Coworking Haus: Kallmorgen Tower
Der Kallmorgen Tower in Hamburg © Norbert Schmidt

6. Spaces Kallmorgen Tower

Das Spaces nimmt 16 Etagen im Kallmorgen Tower ein. Solche Gebäude gibt es in Hamburg nicht wie Sand am Meer und somit hat man hier unglaubliche Ausblicke über die Innenstadt und Hafencity. Insbesondere die Meetingräume in der Endetage sind ein absoluter USP für das Spaces. Bei der Einrichtung kann man sich als Mieter austoben, Schreibtische, Stühle, Sofas können individuell ausgesucht werden. Dieses tolle Gesamtpaket gibt es zudem zu absolut fairen Preisen.

7. Betahaus Hamburg

Das Betahaus in Berlin gilt als erstes Coworking Space in Deutschland. Das Betahaus in der Schanze ist ebenfalls ein Urgestein der Coworking-Szene. Obwohl es schon einmal pleite war, ist es insbesondere bei Freelancern, Kreativen und Start ups schwer gefragt. Obwohl es auch hier viele private Büros gibt, nimmt das Open Space einen großen Teil der Flächen ein. Austausch, Community und das Ökosystem sind zentral im Betahaus – wer Anschluss sucht ist hier genau richtig.

Logo Hamburger Ding

8. Hamburger Ding St.Pauli

Das Hamburger Ding auf St.Pauli befindet sich am westlichen Ende der Reeperbahn. Es ist ein wirklich besonderes Space, denn es gibt viele Räume mit unterschiedlichen Konzepten und dementsprechend Einrichtungsstilen. Von der Dachterrasse hat man einen tollen Blick über die Nachbarschaft, zudem gibt es ein Fitness-Studio im Haus und viele Event-Flächen, die man auch für Firmenfeiern, Meetings und weitere spezielle Anlässe anmieten kann. Tja und vor der Tür das volle Leben von St. Pauli und Reeperbahn.

stilisiertes Schiff als Türschmuck über einem Eingang zum Chilehaus in Hamburg
Hamburger Kontorhaus-Viertel: Schmuck über eine Eingangstür im Chilehaus © ganz-hamburg.de

9. Unicorn Sprinkenhof

Das Unicorn Sprinkenhof liegt praktisch direkt neben dem Chilehaus in der Hamburger City. Unicorn punktet dabei vor allem mit einem tollen Preis-Leistungs-Verhältnis: Arbeitsplätze in dieser zentralen Lage kosten bei der Konkurrenz häufig annähernd das doppelte. Trotzdem muss man nicht auf Komfort verzichten, denn im Unicorn gibt es immer frischen Barista-Kaffee der vom Community Management vor Ort zubereitet wird.

10. Factory Hamburg

Die Factory Hammerbrooklyn (Hammerbrook) liegt direkt an der Oberhafen-Brücke und damit direkt am Wasser zwischen Hauptbahnhof und Hafencity. Die Lage ist sehr gut, das Coworking Space spricht primär Startups an und möchte mit seinen Mietern wachsen. Wer möchte kann mit einem Fix Desk starten, es gibt aber natürlich auch private Büros und größere Bereiche für Teams, die erfolgreich durchstarten und Investments einsammeln.

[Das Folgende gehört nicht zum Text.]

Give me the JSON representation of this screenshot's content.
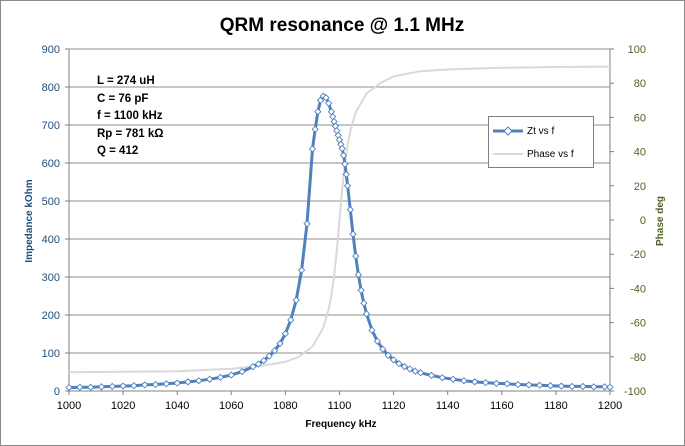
{
  "chart_data": {
    "type": "line",
    "title": "QRM resonance @ 1.1 MHz",
    "xlabel": "Frequency  kHz",
    "ylabel": "Impedance  kOhm",
    "y2label": "Phase  deg",
    "xlim": [
      1000,
      1200
    ],
    "ylim": [
      0,
      900
    ],
    "y2lim": [
      -100,
      100
    ],
    "x_ticks": [
      1000,
      1020,
      1040,
      1060,
      1080,
      1100,
      1120,
      1140,
      1160,
      1180,
      1200
    ],
    "y_ticks": [
      0,
      100,
      200,
      300,
      400,
      500,
      600,
      700,
      800,
      900
    ],
    "y2_ticks": [
      -100,
      -80,
      -60,
      -40,
      -20,
      0,
      20,
      40,
      60,
      80,
      100
    ],
    "grid": "horizontal",
    "legend_position": "right",
    "annotation_lines": [
      "L = 274  uH",
      "C = 76  pF",
      "f =  1100  kHz",
      "Rp = 781  kΩ",
      "Q = 412"
    ],
    "series": [
      {
        "name": "Zt vs f",
        "axis": "left",
        "color": "#4f81bd",
        "marker": "diamond",
        "x": [
          1000,
          1004,
          1008,
          1012,
          1016,
          1020,
          1024,
          1028,
          1032,
          1036,
          1040,
          1044,
          1048,
          1052,
          1056,
          1060,
          1064,
          1068,
          1070,
          1072,
          1074,
          1076,
          1078,
          1080,
          1082,
          1084,
          1086,
          1088,
          1090,
          1091,
          1092,
          1093,
          1094,
          1095,
          1096,
          1097,
          1097.5,
          1098,
          1098.5,
          1099,
          1099.5,
          1100,
          1100.5,
          1101,
          1101.5,
          1102,
          1102.5,
          1103,
          1104,
          1105,
          1106,
          1107,
          1108,
          1109,
          1110,
          1112,
          1114,
          1116,
          1118,
          1120,
          1122,
          1124,
          1126,
          1128,
          1130,
          1134,
          1138,
          1142,
          1146,
          1150,
          1154,
          1158,
          1162,
          1166,
          1170,
          1174,
          1178,
          1182,
          1186,
          1190,
          1194,
          1198,
          1200
        ],
        "y": [
          9,
          10,
          10,
          11,
          12,
          13,
          14,
          16,
          17,
          19,
          21,
          24,
          27,
          31,
          36,
          42,
          51,
          64,
          71,
          80,
          92,
          106,
          125,
          151,
          187,
          239,
          318,
          440,
          637,
          689,
          735,
          765,
          776,
          772,
          757,
          735,
          722,
          709,
          697,
          685,
          673,
          661,
          649,
          638,
          620,
          597,
          570,
          540,
          477,
          413,
          355,
          306,
          265,
          231,
          203,
          160,
          131,
          110,
          94,
          82,
          72,
          64,
          58,
          52,
          48,
          41,
          35,
          31,
          27,
          24,
          22,
          20,
          19,
          17,
          16,
          15,
          14,
          13,
          12,
          12,
          11,
          11,
          10
        ]
      },
      {
        "name": "Phase vs f",
        "axis": "right",
        "color": "#d9d9d9",
        "marker": "none",
        "x": [
          1000,
          1020,
          1040,
          1060,
          1070,
          1080,
          1085,
          1090,
          1094,
          1096,
          1097,
          1098,
          1099,
          1100,
          1101,
          1102,
          1103,
          1104,
          1106,
          1110,
          1115,
          1120,
          1130,
          1140,
          1160,
          1180,
          1200
        ],
        "y": [
          -89,
          -88.8,
          -88.4,
          -87,
          -85.5,
          -83,
          -80,
          -74,
          -63,
          -52,
          -44,
          -33,
          -18,
          0,
          18,
          33,
          44,
          52,
          63,
          74,
          80,
          84,
          87,
          88,
          89,
          89.5,
          89.7
        ]
      }
    ]
  }
}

Coworking in Hamburg – das Fazit

Die Coworking-Szene in Hamburg bietet viel, das zeigen die 10 angesagtesten Spaces bereits. Darüber hinaus gibt es zahlreiche weitere Anbieter, sowohl klein als auch groß, sowohl in zentral in der Innenstadt, aber auch in Ottensen, Barmbek, Winterhude oder Fuhlsbüttel und Langenhorn.